Le Kosovo n’est pas aussi avancé dans la digitalisation de son secteur financier, à cause de l’instabilité politique, qui empêche la création de nouvelles réglementations.
En quoi une ‘sandbox’ de régulation peut-elle aider ?
Les principaux challenges que rencontrent les autorités régulatrices sont :
- les courbes de connaissances : bien souvent les personnes en charge de la réglementation rencontrent des problèmes technologiques qu’ils ne maitrisent pas.
- Les différences de compétences : certains sujets impliquent parfois différents département, ce qui requiert d’importants efforts de coordination.
- Le manque d’harmonisation entre les différentes zones : une technologie pourrait être installée dans un pays, mais le service délivré dans un pays ayant une réglementation différente. (passporting).
D’après cet article de recherche, financé par la fondation Bill and Melinda Gates Foundation, les ‘sandbox’ de régulation, ainsi que d’autres initiatives, tel que les ‘hub’ de l’innovation, peuvent permettre aux autorités de régulation de répondre aux problèmes cités plus haut. Il y a cependant quelques limites à prendre en compte, telles que les capacités en matière de régulation, le conservatisme et la transparence.
Mettre en place des ‘sandbox’ thématiques de régulation est crucial pour éliminer les obstacles régionaux, comme les ressources limitées, l’absence de talents locaux dans le secteur des nouvelles technologies et les différences entre toutes les juridictions.
Mais il va sans dire que des ‘sandbox’ régionales requerraient d’immenses efforts de coordination transfrontalière.
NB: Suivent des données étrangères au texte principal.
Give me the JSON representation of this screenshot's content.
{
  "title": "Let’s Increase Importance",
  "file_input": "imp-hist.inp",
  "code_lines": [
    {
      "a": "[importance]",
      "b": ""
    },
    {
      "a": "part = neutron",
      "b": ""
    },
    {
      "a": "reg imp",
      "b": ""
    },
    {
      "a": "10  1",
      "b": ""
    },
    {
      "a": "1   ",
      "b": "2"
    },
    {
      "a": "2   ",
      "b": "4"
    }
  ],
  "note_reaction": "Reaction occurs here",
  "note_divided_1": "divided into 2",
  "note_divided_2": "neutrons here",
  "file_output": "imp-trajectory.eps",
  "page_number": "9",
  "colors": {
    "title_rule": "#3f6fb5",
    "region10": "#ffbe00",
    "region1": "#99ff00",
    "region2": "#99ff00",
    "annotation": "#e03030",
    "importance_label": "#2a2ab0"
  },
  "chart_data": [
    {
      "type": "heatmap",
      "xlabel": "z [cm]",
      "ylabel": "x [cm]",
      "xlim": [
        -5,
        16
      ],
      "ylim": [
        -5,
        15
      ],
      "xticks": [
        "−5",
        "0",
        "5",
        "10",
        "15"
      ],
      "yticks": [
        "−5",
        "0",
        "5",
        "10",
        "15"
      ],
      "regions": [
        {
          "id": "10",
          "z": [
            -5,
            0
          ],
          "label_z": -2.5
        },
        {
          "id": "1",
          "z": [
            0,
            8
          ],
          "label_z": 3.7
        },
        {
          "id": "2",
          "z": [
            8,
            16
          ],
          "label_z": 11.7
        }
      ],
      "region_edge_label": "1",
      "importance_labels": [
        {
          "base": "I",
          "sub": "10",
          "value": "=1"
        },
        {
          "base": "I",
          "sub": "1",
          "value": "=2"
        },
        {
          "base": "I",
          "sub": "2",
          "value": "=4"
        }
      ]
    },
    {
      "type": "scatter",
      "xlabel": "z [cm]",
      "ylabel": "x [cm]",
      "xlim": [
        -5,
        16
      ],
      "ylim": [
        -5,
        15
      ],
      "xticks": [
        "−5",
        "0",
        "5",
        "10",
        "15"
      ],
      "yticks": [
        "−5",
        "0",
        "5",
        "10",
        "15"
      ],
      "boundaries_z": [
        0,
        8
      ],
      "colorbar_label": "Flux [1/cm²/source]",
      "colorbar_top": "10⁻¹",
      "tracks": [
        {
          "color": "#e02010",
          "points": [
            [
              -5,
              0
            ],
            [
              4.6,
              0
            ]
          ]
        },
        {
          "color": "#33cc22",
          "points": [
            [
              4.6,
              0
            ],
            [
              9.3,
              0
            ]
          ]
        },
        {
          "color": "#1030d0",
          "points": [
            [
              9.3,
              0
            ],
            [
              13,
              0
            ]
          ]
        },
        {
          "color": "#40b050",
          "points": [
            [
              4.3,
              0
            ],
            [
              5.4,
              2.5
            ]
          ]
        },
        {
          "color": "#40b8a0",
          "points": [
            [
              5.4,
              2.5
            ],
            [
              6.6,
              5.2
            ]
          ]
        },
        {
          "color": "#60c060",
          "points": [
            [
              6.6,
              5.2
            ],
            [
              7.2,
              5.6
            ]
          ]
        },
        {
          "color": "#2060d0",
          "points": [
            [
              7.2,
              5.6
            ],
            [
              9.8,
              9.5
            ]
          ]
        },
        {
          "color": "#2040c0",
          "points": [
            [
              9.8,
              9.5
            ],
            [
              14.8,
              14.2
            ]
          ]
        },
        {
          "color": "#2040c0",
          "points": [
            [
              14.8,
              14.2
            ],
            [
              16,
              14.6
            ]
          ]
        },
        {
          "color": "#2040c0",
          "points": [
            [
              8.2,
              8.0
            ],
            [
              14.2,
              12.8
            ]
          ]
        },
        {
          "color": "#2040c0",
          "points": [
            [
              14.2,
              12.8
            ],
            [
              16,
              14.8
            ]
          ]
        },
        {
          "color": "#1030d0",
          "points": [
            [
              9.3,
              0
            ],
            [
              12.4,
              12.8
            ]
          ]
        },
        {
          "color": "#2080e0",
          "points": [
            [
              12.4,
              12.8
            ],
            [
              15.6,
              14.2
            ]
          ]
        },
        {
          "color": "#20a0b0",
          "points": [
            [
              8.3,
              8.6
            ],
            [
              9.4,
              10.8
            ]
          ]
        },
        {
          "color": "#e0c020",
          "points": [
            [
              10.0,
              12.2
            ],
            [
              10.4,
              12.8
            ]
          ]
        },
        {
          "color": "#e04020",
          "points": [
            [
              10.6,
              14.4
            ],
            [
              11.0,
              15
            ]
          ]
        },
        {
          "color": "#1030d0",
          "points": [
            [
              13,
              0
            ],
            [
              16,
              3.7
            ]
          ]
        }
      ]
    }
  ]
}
‘Sandbox’ d’industrie vs ‘sandbox’ de régulation
Créer des ‘sandbox’ de régulation n’est pas suffisant pour encourager l’innovation, réduire les coûts d’expérimentation et ainsi éviter l’exclusion financière. Il faut en parallèle mettre en place d’autres système et les diffuser plus largement. Une ‘sandbox’ d’industrie pourrait être une de ses solutions. Elle diffère d’une ‘sandbox’ de régulation en ce qu’elle n’implique ni ne fournit d’allégement de la régulation, car elle fonctionne en dehors des marchés.
Innovative finance, invité par UK FCA à mener une consultation sur le concept de ‘sandbox’ pour l’industrie de l’innovation financière en 2017, définit une ‘sandbox’ d’industrie comme « un environnement partagé en dehors du marché, destiné au développement de nouveaux produits de Fintech, au sein duquel les développeurs ont accès aux données, technologies et services des différents fournisseurs, et peuvent tester leurs idées innovantes et réfléchir aux challenges rencontrés par tout les acteurs ».
Les résultats principaux de la recherche montre qu’une ‘sandbox’ de régulation peut permettre d’accélérer :
- le développement de solutions, en donnant accès aux données et aux interfaces de programmation à tout l’écosystème de la Fintech;
- La résolution de problèmes complexes en facilitant la collaboration entre tous les acteurs de l’industrie ;
- L’efficacité des réglementations, en encourageant les régulateurs à être observateurs.
En quoi le partenariat entre Microfinanza et l’Open Bank Project peut-il aider ?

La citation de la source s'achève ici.